As an agent, I believe stories have the power to make a difference, and while I have been looking for diverse stories and authors since I started, I want to make it clear that despite my officially closed submissions, the door is always open to authors from different backgrounds to the mainstream of Australia – First Nations, authors of colour, authors from different cultures, neurotypical authors, authors with disability, authors from varied socio-economic circumstances. I want a great story, told well. I want stories that will change the world for the better. And I want to work with authors who have those stories.
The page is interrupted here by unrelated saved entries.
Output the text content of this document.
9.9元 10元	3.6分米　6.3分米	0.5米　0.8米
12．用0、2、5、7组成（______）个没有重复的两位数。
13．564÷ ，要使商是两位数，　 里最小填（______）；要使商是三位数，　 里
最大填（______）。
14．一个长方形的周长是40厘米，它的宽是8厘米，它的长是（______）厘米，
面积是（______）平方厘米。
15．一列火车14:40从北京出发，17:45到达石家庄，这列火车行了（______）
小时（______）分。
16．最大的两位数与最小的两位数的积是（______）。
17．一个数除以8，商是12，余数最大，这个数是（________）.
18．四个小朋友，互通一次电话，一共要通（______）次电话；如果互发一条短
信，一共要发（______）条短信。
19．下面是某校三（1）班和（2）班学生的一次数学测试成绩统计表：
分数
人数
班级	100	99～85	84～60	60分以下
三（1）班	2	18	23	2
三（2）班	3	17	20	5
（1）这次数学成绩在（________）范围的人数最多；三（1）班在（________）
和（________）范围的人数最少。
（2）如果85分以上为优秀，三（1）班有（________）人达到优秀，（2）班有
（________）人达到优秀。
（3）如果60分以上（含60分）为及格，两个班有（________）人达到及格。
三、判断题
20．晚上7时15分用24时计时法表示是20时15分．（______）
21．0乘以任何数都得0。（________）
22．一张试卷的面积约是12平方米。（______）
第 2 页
Saying that, we can’t admit the unequal representation of diverse authors, without also confronting the publishing industry itself is even more lacking in diversity.  So, for what it is worth, if any people of colour, First Nations, or anyone outside neurotypical, affluent, white suburban Australia wants to chat about career options in the publishing industry and ways to break in, please get in touch and I would love to find time for a call or email.

There are some amazing groups and initiatives trying to support diversity in the publishing industry, so I’m just adding my voice to offer advice if it might be helpful to anyone.  Please get in touch if this might be you. I’m not in a position to be hiring anyone, but talking about the industry I love, its problems and joys, is some small thing I can do.